Consolider les nouveaux réflexes

Capitaliser, pour Abdelilah Kadili, c’est mettre à profit les ''nouveaux réflexes'' impulsés par ce confinement dans le domaine éducatif, qui sont autant d’''investissements'' dans l’école marocaine du futur. ''Ce que les écoles maîtrisent aujourd’hui, elles le maîtriseront davantage demain'', croit savoir ce responsable associatif.

Car pour que tous les acteurs de l’enseignement à distance, aussi bien les enseignants que les élèves, voire les parents d’élèves, atteignent des niveaux de maîtrise suffisants des outils informatiques et des nouveaux modes de communication qu’ils imposent, encore faut-il renforcer les réflexes acquis pendant ces trois derniers mois. ''Les établissements doivent avoir les meilleurs équipements possibles, assurer et accompagner cette digitalisation. C’est la première étape de la virtualisation de l’enseignement'', soutient Abdelilah Kadili.
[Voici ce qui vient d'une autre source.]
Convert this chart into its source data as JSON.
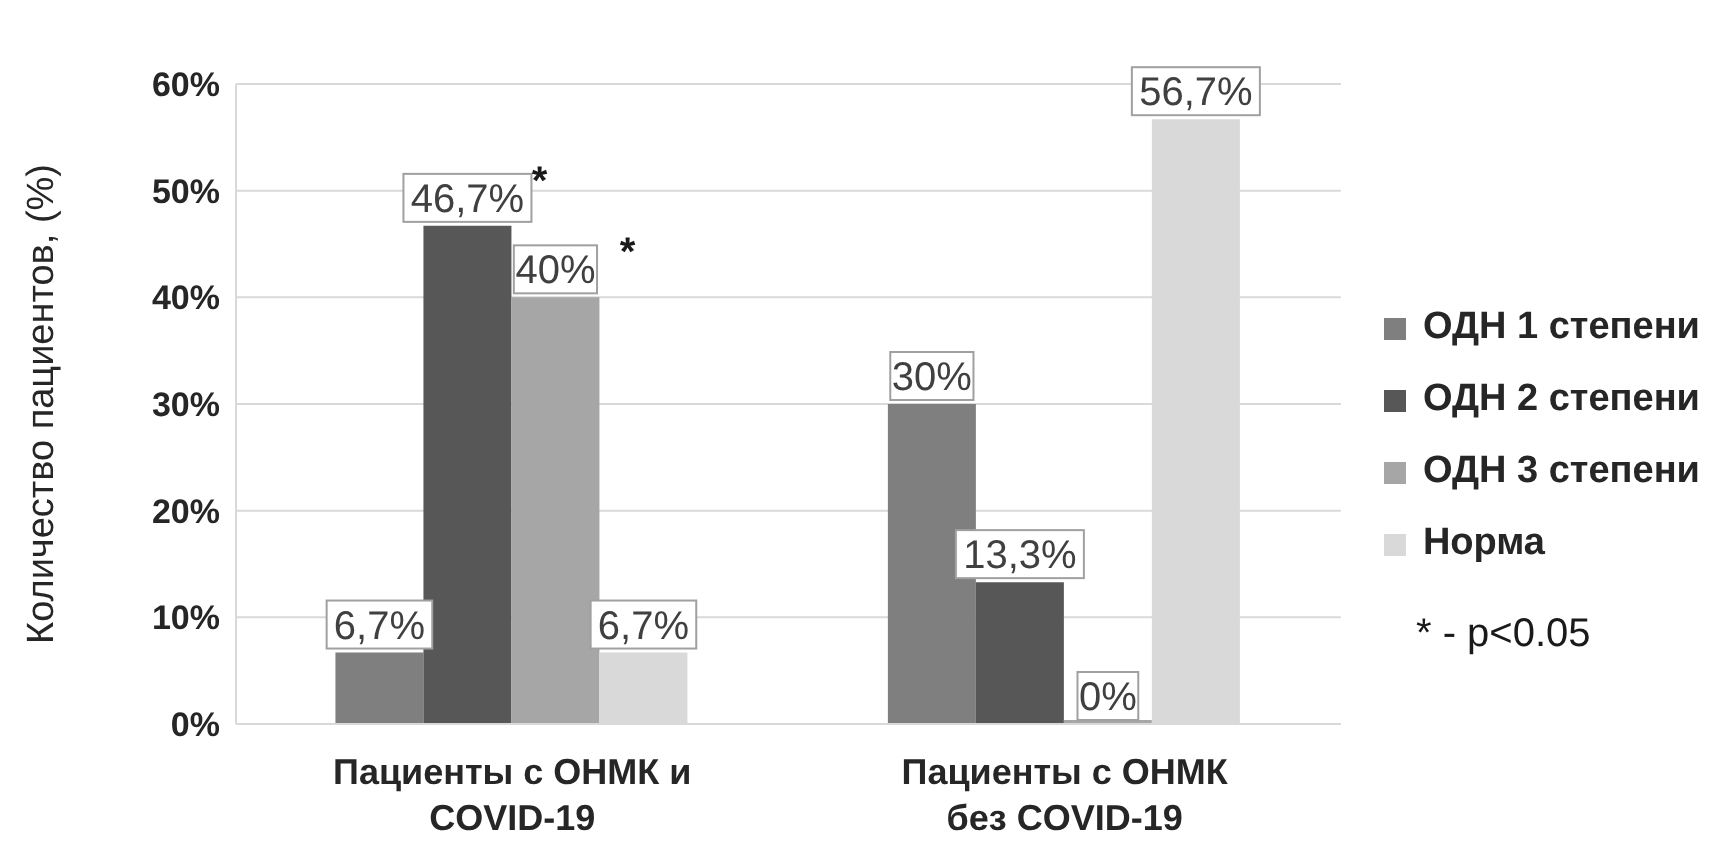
{
  "chart_data": {
    "type": "bar",
    "ylabel": "Количество пациентов, (%)",
    "categories": [
      "Пациенты с ОНМК и COVID-19",
      "Пациенты с ОНМК без COVID-19"
    ],
    "series": [
      {
        "name": "ОДН 1 степени",
        "color": "#7f7f7f",
        "values": [
          6.7,
          30
        ],
        "value_labels": [
          "6,7%",
          "30%"
        ]
      },
      {
        "name": "ОДН 2 степени",
        "color": "#575757",
        "values": [
          46.7,
          13.3
        ],
        "value_labels": [
          "46,7%",
          "13,3%"
        ]
      },
      {
        "name": "ОДН 3 степени",
        "color": "#a6a6a6",
        "values": [
          40,
          0
        ],
        "value_labels": [
          "40%",
          "0%"
        ]
      },
      {
        "name": "Норма",
        "color": "#d9d9d9",
        "values": [
          6.7,
          56.7
        ],
        "value_labels": [
          "6,7%",
          "56,7%"
        ]
      }
    ],
    "ylim": [
      0,
      60
    ],
    "yticks": [
      {
        "value": 0,
        "label": "0%"
      },
      {
        "value": 10,
        "label": "10%"
      },
      {
        "value": 20,
        "label": "20%"
      },
      {
        "value": 30,
        "label": "30%"
      },
      {
        "value": 40,
        "label": "40%"
      },
      {
        "value": 50,
        "label": "50%"
      },
      {
        "value": 60,
        "label": "60%"
      }
    ],
    "grid": "y",
    "legend": "right",
    "annotations": [
      {
        "text": "*",
        "x": "Пациенты с ОНМК и COVID-19",
        "y": 46.7
      },
      {
        "text": "*",
        "x": "Пациенты с ОНМК и COVID-19",
        "y": 40
      },
      "* - p<0.05"
    ]
  }
}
Dans ses déclarations, deux mots se font souvent côte à côte : digitalisation et virtualisation. Mais quelle différence entre les deux ? ''Quand vous filmez un enseignant en train de donner son cours, cet enregistrement devient ensuite un produit qui peut être visionné plusieurs fois, téléchargé… C’est ce qu’on appelle la digitalisation. La virtualisation, elle, désigne la création des classes virtuelles ; la mise en relation de plusieurs personnes qui peuvent se voir, s’écouter, échanger entre elles grâce à une caméra et à un micro. Elles sont virtuellement ensemble. Les élèves interviennent après avoir consulté les capsules préalablement digitalisées ; ils posent des questions, interagissent avec l’enseignant. La digitalisation et la numérisation sont complémentaires ; elles ne fonctionnent pas l’une sans l’autre'', explique Abdelilah Kadili.

Des bornes de réseau

La consolidation de ces réflexes fraîchement acquis passe aussi par l’approche pédagogique des enseignants : ''Ils doivent être encadrés, formés, perfectionnés au niveau de la maîtrise des nouvelles technologies. Il faut s’engager dans une sorte de plan Marshall pour renforcer leurs compétences. Au fur et à mesure du confinement, les enseignants se sont mis à utiliser les technologies mises à leur disposition, notamment les plateformes de cours en ligne. Ils ont acquis quelques rudiments, pour la plupart. Maintenant, il faut structurer et renforcer ces acquis ; il faut qu’ils soient orientés vers l’encadrement des apprenants.''

Les élèves, eux, sont au fait de ces nouvelles technologies ; ils savent les utiliser. L’enjeu n’est donc pas de leur apprendre à les manier mais de les accompagner dans cette utilisation, estime Abdelilah Kadili. Sur le front logistique, il propose de mettre en place, particulièrement dans les régions rurales qui peinent à bénéficier d’un accès à Internet, des ''bornes de réseau, à l’image des bornes d’eau qui sont installées pour les populations qui ont un accès difficile à l’eau''.

En termes d’équipements, des salles multimédias avec écran interactif, micros et haut-parleurs peuvent également être mises en place pour les élèves qui n’ont pas les moyens de se pourvoir en tablettes et ordinateurs. ''Quand un élève se connecte, il se présente comme s’il était dans sa classe. L’enseignant voit que l’élève est connecté, qu’il a activé, ou pas, sa caméra et son micro ; il peut savoir combien de temps il est resté connecté… Si l’élève a des questions, il peut les poser en activant son micro ; il peut télécharger des documents, partager son écran lorsqu’il fait une présentation... Tout est enregistré et les cours deviennent alors le patrimoine de l’ensemble des élèves et des enseignants'', explique encore Abdelilah Kadili.

Sa fondation s’apprête à franchir la barre des 2.000 salles virtuelles mises à disposition des enseignants. Pendant le confinement, elle a organisé cinq ''caravanes virtuelles'' dans les régions du sud (Bir Guendouz, à proximité d’El Guerguerate, Taroudant, Chtouka Ait Baha, Agadir Ida-Outanane et Tiznit), en partenariat avec la Fondation marocaine du préscolaire, la Fédération des associations de parents d’élèves, la Commission nationale de contrôle de protection des données à caractère personnel (CNDP), la Commission du droit d’accès à l’information (CDAI) et l’Université EuroMed de Fès. Elle en prépare actuellement dix autres, dans l’Oriental et la région de Marrakech-Safi, notamment pour préparer les lycéens aux épreuves du baccalauréat.